Drug Allergy: When Drugs Make you Sick

A drug is supposed to cure or at least alleviate our complaints. But medicines can also cause adverse effects. Among the rare but potentially dangerous side effects are drug allergies. In most cases, this results in skin changes in the form of an itchy rash (drug exanthema). However, all other symptoms of an allergy can also occur, from rhinitis to asthma attacks to a life-threatening allergic shock. Anyone who observes such symptoms in themselves after taking a medication should definitely consult a doctor.

Drug allergy in children

Three-year-old Phillip, for example, presented to the emergency department with a severely itchy rash all over his body. The cause was an antibiotic he had taken for three days to treat a febrile middle ear infection. The emergency physician prescribed a new antibiotic and an antipruritic juice (antihistamine) to treat the allergy. Especially in children, it can be difficult to distinguish a drug exanthema from a measles or other viral exanthema. Unclear skin rashes should therefore always be clarified by a specialist, says pediatrician and allergist Dr. Wolfgang Rebien, president of the Medical Association of German Allergists (ÄDA).

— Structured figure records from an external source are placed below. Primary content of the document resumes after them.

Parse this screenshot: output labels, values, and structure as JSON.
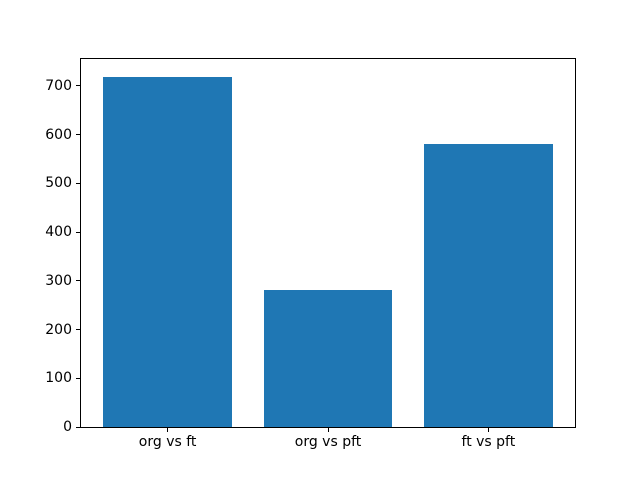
{
  "figure": {
    "background": "#ffffff"
  },
  "chart_data": {
    "type": "bar",
    "categories": [
      "org vs ft",
      "org vs pft",
      "ft vs pft"
    ],
    "values": [
      719,
      282,
      580
    ],
    "title": "",
    "xlabel": "",
    "ylabel": "",
    "ylim": [
      0,
      755
    ],
    "yticks": [
      0,
      100,
      200,
      300,
      400,
      500,
      600,
      700
    ],
    "xlim": [
      -0.54,
      2.54
    ],
    "bar_width": 0.8,
    "bar_color": "#1f77b4",
    "axis_color": "#000000",
    "tick_label_color": "#000000",
    "grid": false,
    "legend": false
  }
}
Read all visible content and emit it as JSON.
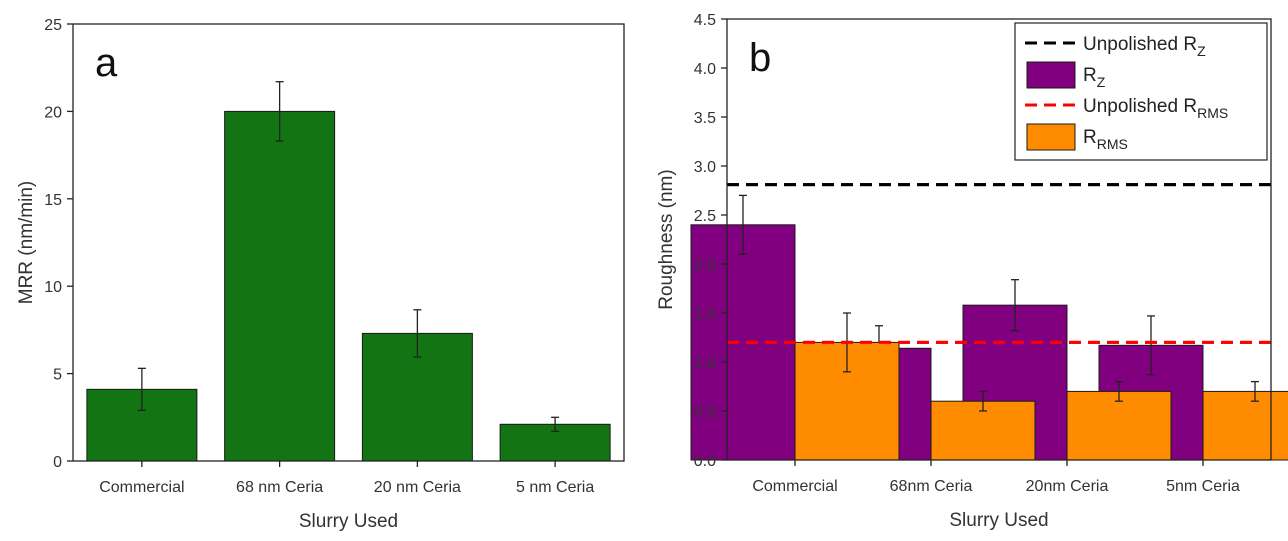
{
  "chart_data": [
    {
      "type": "bar",
      "panel_label": "a",
      "xlabel": "Slurry Used",
      "ylabel": "MRR (nm/min)",
      "ylim": [
        0,
        25
      ],
      "yticks": [
        0,
        5,
        10,
        15,
        20,
        25
      ],
      "categories": [
        "Commercial",
        "68 nm Ceria",
        "20 nm Ceria",
        "5 nm Ceria"
      ],
      "series": [
        {
          "color": "#137413",
          "values": [
            4.1,
            20.0,
            7.3,
            2.1
          ],
          "errors": [
            1.2,
            1.7,
            1.35,
            0.4
          ]
        }
      ]
    },
    {
      "type": "bar",
      "panel_label": "b",
      "xlabel": "Slurry Used",
      "ylabel": "Roughness (nm)",
      "ylim": [
        0,
        4.5
      ],
      "yticks": [
        "0.0",
        "0.5",
        "1.0",
        "1.5",
        "2.0",
        "2.5",
        "3.0",
        "3.5",
        "4.0",
        "4.5"
      ],
      "categories": [
        "Commercial",
        "68nm Ceria",
        "20nm Ceria",
        "5nm Ceria"
      ],
      "legend_position": "top-right",
      "series": [
        {
          "name_main": "R",
          "name_sub": "Z",
          "color": "#800080",
          "values": [
            2.4,
            1.14,
            1.58,
            1.17
          ],
          "errors": [
            0.3,
            0.23,
            0.26,
            0.3
          ]
        },
        {
          "name_main": "R",
          "name_sub": "RMS",
          "color": "#FF8C00",
          "values": [
            1.2,
            0.6,
            0.7,
            0.7
          ],
          "errors": [
            0.3,
            0.1,
            0.1,
            0.1
          ]
        }
      ],
      "reference_lines": [
        {
          "name_main": "Unpolished R",
          "name_sub": "Z",
          "value": 2.81,
          "color": "#000000"
        },
        {
          "name_main": "Unpolished R",
          "name_sub": "RMS",
          "value": 1.2,
          "color": "#FF0000"
        }
      ],
      "legend_order": [
        "ref0",
        "s0",
        "ref1",
        "s1"
      ]
    }
  ]
}
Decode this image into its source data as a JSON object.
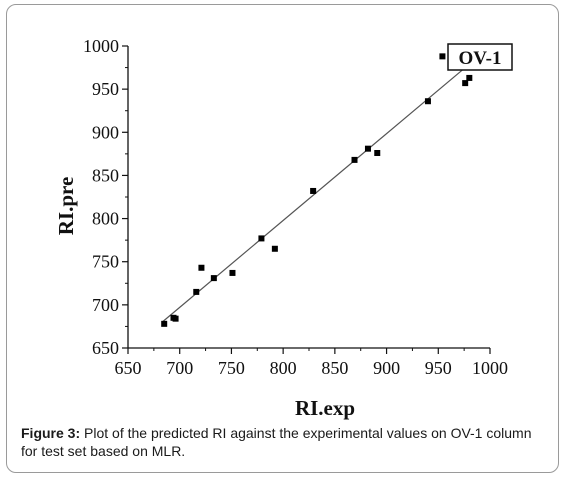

Drug allergy – what to do?

If a drug allergy is suspected, allergy testing should be performed by a physician specializing in allergies no earlier than two weeks after the symptoms have subsided, but preferably within the next six months. In some cases, it is possible to obtain indications of the triggering substance with the help of various skin and blood tests. However, certainty is only offered by relatively complex and not entirely harmless examinations in which the patient takes the medication again under medical supervision, reports the Göttingen allergist and dermatologist Professor Dr. Thomas Fuchs. He criticizes that for Germany also from official side no data are available over it, how high the risk for life-threatening running medicament allergies is. There is an urgent need for action here, Fuchs said.

Causes of drug allergy

Relatively often, drug allergies are triggered by antibiotics, epilepsy medications, and painkillers. Gentle natural remedies such as echinacea or chamomile can also cause allergies. Occasionally, allergological diagnostics reveal that the affected person is allergic not to the active ingredient of the drug, but to a so-called auxiliary substance or additive. This may be a colorant, flavoring or preservative. The alleged penicillin allergy may therefore not be triggered by the penicillin at all, but by a dye in the tablet, for example. In this case, allergy diagnostics are of great importance, because the affected person can then very well take penicillin. It just has to be the tablet from another manufacturer that does not contain this dye, Fuchs explains.

Carry allergy passport

It is therefore very important in the case of drug allergies to have the result of the allergy test entered in an allergy passport and to always present it when visiting a doctor. Then any doctor will be able to pick out an optimally effective and tolerable drug. The most effective therapy for drug allergy is to consistently avoid the triggering substance. Sufferers should only take new medications after consulting their doctor. People who have already had an allergic reaction to a drug must also be careful with all other medications. They have a ten times higher risk of developing further drug allergies.

Aspirin can make asthmatics breathless

Not in every case, however, is a true allergic reaction behind the symptoms of a drug allergy. It may also be a so-called pseudoallergy. Unlike an allergic reaction, which usually occurs several days after the first dose of medication, symptoms such as a skin rash, rhinitis, or shortness of breath can occur here as soon as the first dose is taken. An example of a pseudoallergy is bronchial asthma triggered by the painkiller and rheumatism drug acetylsalicylic acid (ASA). In the normal population, the risk of this is less than one percent. In contrast, about one in five adult asthmatics reacts to the intake of ASA with an asthma attack.